One of the things I see happening in your work in various ways is this idea of “transference.” In the piece of that name, you use flows of movement to light candles strapped all over your body, transferring the flame from place to place. In Serve Yourself, the audience is included in the process, and this time it’s transferring water from strapped on cups. What does this mean for you, or how does it play a role in your work? Are you interested in the concept itself, or is it a technique used to reveal something about the body as it moves this stuff around?

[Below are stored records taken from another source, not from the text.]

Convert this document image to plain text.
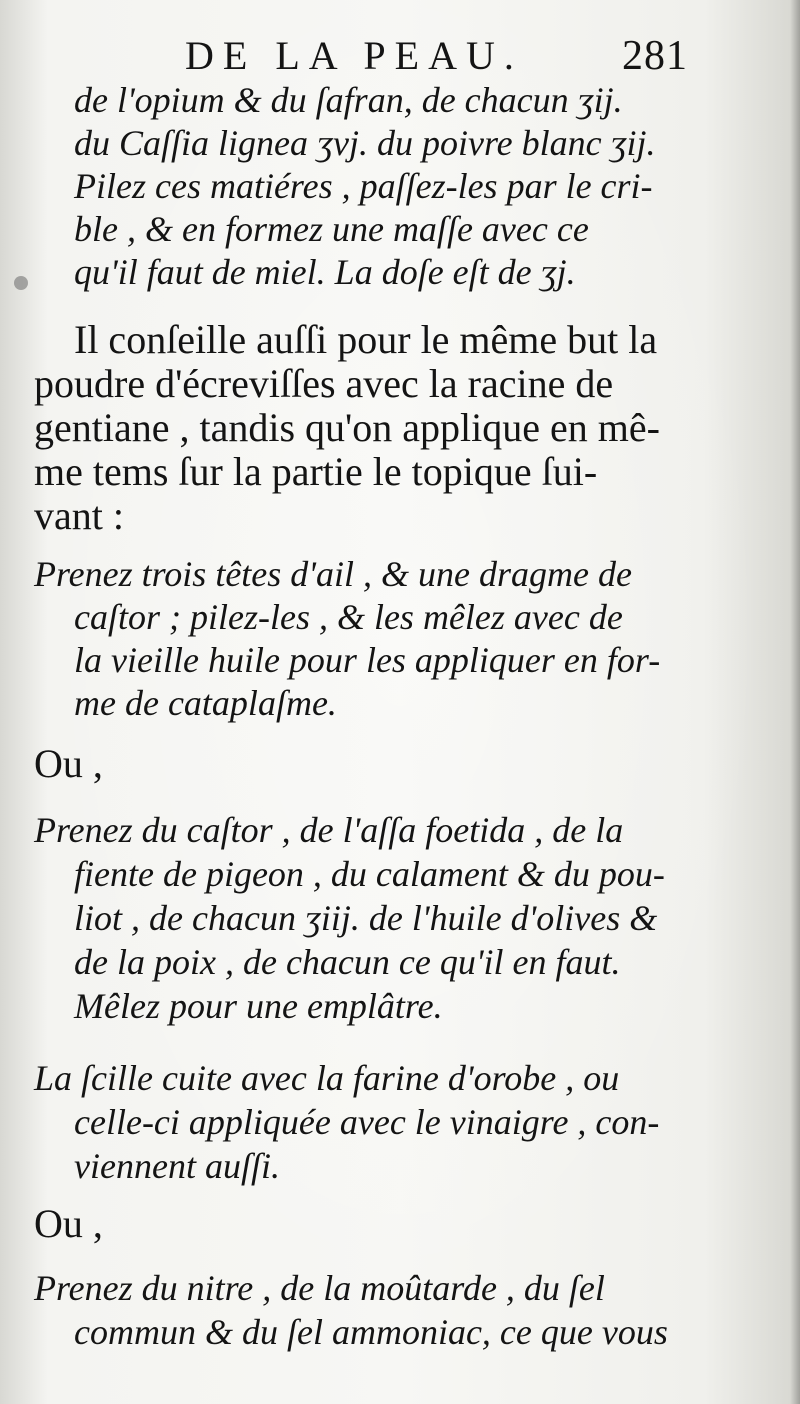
DE LA PEAU. 281
de l'opium & du ſafran, de chacun ʒij.
du Caſſia lignea ʒvj. du poivre blanc ʒij.
Pilez ces matiéres , paſſez-les par le cri-
ble , & en formez une maſſe avec ce
qu'il faut de miel. La doſe eſt de ʒj.
Il conſeille auſſi pour le même but la
poudre d'écreviſſes avec la racine de
gentiane , tandis qu'on applique en mê-
me tems ſur la partie le topique ſui-
vant :
Prenez trois têtes d'ail , & une dragme de
caſtor ; pilez-les , & les mêlez avec de
la vieille huile pour les appliquer en for-
me de cataplaſme.
Ou ,
Prenez du caſtor , de l'aſſa foetida , de la
fiente de pigeon , du calament & du pou-
liot , de chacun ʒiij. de l'huile d'olives &
de la poix , de chacun ce qu'il en faut.
Mêlez pour une emplâtre.
La ſcille cuite avec la farine d'orobe , ou
celle-ci appliquée avec le vinaigre , con-
viennent auſſi.
Ou ,
Prenez du nitre , de la moûtarde , du ſel
commun & du ſel ammoniac, ce que vous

Somehow, I think the “transference” is a consequence of the connection. In the performance Transference the fire moves from one candle to the other from the connection between a body part and another. In Sirva-se [Serve Yourself], the water passes from one person to another from the connection between one person and another. Another possible word would be: “Communication,” which can happen in different ways, verbal and nonverbal. And there’s also the question of “flow” that occurs through the connection between people. I am interested in investigating this question of the connection/communication, both at the individual level (to communicate and connect with myself, as in a performance), and the collective level within the interactive proposals. And if this research is fun (putting glasses in the body, for example) then it is even better!

Another thing, related to the previous, is this idea of intimacy. Not only is Transference revealing in terms of you showing us your body, but in Serve Yourself and Octopus and A Long Table on Proximity, the audience is actually part of the exploration. What interests you about breaking down that barrier between performer and audience, and what do you hope to accomplish doing so?

Yes, it is very important to question the barriers, especially if this is possible in a gentle and sensitive way, promoting a natural process, without forcing anything. In my experience, I realized that the exercise of thinking about things, sometimes distance myself from the things themselves. I noticed that some knowledge is only possible through experience. For this reason I created works that were like an invitation for people to come out of a conceptual relationship to enter into a relationship sensory, experiential and dynamic. On the other hand, I also realized that this direct contact with the audience helped me a lot to overcome some personal obstacles.